Superstitious Beliefs of Victorian Society
The Victorian period spanned from 1837, when Queen Victoria took the throne in England, until her death in 1901. The Victorian's are generally regarded as tightly-corseted and stiffly formal. In many areas of Victorian life this perception is accurate, especially of many members of the expanding middle class, however, the Victorian period was not without its whimsy. A strong belief in the mystical led to many Victorian superstitions.
Many Victorians believed that mirrors held special powers in relation to the spirit. When a member of a household passed away their body would be kept inside the home until burial, a tradition that came to be called the wake. The wake served a dual purpose. It allowed the family to grieve, and prevented the burial of an individual who was simply in a coma. Many Victorians believed that during this time it was necessary to cover all the mirrors in the home with heavy black cloth to prevent the spirit of the deceased from becoming trapped in a mirror.
2 Funeral Processions
The superstition surrounding Victorian death did not end once the body was removed from the home. Many Victorians believed that it was bad luck to cross paths with a funeral procession. If someone was traveling on a road and saw a procession headed toward them they were expected to turn around and head the other way. In cases where this was not possible it was believed that tightly holding onto a button could ward off some of the negative effects of meeting the procession head on.
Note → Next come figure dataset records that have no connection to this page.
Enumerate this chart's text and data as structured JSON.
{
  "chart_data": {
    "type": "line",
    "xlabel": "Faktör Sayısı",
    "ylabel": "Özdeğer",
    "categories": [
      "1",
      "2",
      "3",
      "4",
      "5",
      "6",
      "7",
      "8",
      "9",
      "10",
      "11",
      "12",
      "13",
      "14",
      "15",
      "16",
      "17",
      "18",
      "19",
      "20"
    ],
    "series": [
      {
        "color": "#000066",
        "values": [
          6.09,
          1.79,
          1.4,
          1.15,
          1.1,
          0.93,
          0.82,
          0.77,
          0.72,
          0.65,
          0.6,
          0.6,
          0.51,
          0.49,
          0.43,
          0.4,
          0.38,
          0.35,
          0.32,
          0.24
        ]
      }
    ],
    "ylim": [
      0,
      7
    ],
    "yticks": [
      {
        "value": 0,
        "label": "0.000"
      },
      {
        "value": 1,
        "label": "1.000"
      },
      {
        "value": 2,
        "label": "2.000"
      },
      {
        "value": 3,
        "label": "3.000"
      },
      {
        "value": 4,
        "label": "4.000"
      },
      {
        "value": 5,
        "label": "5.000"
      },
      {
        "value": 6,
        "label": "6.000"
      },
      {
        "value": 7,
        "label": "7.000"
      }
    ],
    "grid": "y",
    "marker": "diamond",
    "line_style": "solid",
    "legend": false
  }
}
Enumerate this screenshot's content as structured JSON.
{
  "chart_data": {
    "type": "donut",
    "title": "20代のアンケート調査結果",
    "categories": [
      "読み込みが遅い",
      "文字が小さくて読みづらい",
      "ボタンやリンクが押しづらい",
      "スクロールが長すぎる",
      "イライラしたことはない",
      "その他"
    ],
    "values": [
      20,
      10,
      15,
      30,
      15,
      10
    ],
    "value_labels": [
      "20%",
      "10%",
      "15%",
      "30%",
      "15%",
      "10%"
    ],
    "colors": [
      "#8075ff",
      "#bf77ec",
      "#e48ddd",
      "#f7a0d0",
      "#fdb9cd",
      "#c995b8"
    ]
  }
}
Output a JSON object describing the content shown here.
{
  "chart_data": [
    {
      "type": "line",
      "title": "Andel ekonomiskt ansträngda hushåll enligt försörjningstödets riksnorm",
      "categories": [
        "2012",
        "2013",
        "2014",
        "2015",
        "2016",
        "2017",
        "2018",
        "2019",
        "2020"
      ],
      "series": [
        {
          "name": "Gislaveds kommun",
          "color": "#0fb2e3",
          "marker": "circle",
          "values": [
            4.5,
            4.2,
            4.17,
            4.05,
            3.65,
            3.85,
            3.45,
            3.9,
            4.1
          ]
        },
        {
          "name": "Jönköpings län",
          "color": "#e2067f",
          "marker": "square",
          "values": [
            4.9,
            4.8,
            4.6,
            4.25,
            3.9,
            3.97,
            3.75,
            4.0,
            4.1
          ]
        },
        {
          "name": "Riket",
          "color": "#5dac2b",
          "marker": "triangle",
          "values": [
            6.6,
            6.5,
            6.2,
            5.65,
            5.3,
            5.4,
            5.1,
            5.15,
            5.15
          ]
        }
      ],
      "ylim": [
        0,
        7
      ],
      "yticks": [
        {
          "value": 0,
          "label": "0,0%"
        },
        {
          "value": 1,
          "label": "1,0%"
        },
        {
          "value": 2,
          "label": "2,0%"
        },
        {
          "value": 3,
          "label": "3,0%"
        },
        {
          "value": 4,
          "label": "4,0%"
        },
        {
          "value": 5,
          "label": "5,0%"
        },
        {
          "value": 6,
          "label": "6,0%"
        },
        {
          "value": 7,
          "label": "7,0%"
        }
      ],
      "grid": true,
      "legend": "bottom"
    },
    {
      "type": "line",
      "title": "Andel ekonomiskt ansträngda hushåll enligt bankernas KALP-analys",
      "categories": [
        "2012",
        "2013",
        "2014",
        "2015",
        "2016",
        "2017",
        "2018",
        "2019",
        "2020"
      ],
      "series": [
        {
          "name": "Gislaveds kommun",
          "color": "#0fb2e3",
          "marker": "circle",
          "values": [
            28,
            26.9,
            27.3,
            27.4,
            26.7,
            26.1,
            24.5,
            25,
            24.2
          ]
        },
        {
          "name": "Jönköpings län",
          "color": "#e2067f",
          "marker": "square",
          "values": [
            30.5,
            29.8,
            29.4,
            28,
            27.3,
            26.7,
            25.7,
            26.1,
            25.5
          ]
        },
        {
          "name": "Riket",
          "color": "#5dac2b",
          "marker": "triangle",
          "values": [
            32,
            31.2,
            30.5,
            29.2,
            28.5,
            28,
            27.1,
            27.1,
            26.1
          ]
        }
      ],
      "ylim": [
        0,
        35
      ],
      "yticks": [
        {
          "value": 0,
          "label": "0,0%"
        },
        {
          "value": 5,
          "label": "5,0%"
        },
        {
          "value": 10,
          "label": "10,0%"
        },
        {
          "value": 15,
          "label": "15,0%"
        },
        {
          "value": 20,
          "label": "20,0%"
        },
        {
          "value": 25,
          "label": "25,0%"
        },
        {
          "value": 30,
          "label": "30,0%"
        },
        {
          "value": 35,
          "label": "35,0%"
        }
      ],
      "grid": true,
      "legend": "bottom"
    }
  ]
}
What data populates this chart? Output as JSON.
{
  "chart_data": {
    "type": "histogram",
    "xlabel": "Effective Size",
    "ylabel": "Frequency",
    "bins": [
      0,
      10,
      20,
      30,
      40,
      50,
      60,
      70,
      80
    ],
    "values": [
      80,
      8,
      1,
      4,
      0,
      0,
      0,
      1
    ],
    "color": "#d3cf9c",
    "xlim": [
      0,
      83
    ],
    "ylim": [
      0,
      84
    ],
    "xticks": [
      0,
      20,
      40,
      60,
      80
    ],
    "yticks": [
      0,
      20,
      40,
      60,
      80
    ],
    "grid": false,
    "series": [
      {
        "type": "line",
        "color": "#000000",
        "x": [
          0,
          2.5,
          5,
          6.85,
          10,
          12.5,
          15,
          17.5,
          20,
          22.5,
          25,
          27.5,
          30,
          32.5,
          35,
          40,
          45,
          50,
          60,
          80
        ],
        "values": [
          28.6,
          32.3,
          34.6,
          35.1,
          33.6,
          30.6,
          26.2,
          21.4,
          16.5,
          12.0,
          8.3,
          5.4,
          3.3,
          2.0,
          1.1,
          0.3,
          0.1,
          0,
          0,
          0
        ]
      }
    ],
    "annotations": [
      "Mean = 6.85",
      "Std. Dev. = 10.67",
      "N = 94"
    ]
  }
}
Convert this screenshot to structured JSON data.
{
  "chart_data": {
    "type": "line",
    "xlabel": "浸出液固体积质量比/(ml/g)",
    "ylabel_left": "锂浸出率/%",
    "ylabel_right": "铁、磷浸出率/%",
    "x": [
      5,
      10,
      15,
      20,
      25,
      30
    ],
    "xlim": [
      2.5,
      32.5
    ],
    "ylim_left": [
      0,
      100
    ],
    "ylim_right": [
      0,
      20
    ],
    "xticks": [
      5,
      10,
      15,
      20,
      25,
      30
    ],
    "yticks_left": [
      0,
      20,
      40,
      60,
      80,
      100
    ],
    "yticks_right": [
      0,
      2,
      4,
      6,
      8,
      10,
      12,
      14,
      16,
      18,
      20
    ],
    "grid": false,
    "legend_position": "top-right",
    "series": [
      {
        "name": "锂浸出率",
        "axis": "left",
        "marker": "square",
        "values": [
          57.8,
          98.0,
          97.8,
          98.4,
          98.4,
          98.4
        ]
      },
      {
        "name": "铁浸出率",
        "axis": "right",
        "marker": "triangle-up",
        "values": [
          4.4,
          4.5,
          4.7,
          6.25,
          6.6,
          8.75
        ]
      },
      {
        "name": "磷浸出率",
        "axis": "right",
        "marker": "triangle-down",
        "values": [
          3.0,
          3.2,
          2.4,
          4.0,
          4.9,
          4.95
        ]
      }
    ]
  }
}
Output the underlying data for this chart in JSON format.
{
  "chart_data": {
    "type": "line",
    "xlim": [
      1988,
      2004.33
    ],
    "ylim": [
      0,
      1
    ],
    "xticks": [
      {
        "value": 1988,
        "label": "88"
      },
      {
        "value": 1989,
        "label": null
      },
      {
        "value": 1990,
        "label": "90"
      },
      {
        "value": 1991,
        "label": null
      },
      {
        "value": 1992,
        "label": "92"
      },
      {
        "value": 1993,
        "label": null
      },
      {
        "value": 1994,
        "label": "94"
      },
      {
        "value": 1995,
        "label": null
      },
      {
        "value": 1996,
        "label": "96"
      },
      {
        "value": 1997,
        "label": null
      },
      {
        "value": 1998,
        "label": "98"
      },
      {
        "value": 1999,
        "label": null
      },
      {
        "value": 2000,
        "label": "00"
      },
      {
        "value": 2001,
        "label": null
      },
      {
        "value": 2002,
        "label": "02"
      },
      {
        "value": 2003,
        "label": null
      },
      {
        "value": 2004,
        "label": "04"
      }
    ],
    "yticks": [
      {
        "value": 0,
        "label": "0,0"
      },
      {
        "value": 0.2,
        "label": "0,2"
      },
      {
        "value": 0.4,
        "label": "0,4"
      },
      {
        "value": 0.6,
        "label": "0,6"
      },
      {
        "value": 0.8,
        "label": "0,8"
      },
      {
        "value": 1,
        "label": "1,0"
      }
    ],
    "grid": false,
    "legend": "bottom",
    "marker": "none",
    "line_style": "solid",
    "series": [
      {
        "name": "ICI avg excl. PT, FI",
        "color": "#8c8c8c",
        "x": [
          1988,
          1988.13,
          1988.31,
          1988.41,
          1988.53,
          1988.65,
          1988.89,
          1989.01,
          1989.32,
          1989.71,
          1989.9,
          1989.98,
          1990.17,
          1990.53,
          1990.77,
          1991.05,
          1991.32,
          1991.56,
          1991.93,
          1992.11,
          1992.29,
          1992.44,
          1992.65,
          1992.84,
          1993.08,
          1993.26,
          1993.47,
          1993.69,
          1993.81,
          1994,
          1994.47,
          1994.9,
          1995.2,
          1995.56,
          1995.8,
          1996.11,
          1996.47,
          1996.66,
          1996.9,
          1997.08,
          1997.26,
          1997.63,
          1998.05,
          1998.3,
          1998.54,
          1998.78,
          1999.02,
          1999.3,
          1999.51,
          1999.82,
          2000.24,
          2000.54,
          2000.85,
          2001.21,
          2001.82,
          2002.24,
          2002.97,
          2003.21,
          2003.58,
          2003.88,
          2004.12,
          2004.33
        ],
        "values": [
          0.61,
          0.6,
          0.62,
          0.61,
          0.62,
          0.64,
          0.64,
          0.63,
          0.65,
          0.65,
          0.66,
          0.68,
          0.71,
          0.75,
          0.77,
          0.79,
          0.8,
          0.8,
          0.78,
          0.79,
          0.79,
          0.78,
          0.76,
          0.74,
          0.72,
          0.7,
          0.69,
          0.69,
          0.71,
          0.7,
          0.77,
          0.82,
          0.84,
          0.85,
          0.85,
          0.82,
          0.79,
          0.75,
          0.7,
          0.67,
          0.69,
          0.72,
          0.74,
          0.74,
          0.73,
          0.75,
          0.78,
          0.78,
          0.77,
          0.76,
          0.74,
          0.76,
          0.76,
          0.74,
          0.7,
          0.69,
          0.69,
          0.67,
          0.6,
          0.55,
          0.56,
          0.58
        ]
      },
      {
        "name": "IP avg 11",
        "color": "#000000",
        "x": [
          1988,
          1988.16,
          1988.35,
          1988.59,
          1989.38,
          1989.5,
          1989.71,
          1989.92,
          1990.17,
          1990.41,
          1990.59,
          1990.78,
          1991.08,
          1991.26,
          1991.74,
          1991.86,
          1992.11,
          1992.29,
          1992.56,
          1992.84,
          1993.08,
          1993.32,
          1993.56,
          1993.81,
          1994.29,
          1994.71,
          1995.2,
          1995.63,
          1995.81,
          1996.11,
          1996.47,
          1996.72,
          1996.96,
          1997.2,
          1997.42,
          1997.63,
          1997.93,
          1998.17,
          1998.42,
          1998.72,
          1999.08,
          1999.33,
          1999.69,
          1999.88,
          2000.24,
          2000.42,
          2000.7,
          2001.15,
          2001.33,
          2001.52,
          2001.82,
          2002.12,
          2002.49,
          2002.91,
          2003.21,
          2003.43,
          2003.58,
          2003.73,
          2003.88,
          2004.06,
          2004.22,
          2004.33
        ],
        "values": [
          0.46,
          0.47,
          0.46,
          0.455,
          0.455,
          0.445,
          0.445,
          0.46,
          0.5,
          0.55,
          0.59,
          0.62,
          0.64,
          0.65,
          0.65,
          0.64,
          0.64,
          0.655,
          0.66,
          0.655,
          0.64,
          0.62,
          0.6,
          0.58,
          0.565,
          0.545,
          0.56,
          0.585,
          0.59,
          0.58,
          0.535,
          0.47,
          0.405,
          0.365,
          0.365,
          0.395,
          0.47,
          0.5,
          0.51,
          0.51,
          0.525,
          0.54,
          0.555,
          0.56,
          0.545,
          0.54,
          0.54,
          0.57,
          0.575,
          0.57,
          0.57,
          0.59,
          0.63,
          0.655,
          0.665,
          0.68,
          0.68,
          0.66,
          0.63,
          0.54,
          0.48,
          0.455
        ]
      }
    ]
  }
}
Clocks were believed to hold a special relationship to life and death in the Victorian era. When someone passed away it was customary for the family to stop all the clocks in the household. Stopping the clocks in the home served multiple purposes. It was believed to prevent anyone else in the family from experiencing a run of bad luck, and it was a symbolic act meant to represent the families in mourning. Clocks were usually reset after the deceased was buried.
4 Death Omens
Many Victorians believed in death omens, such as seeing themselves in dreams, seeing an owl during the day, or finding a single snowdrop in a garden or seeing a sparrow land on a piano. Some Victorian death omens are still commonly repeated as superstitions today. For example, the common American idea that opening an umbrella inside is bad luck comes from the Victorian belief that doing so will lead to a murder in the umbrella-opener's family.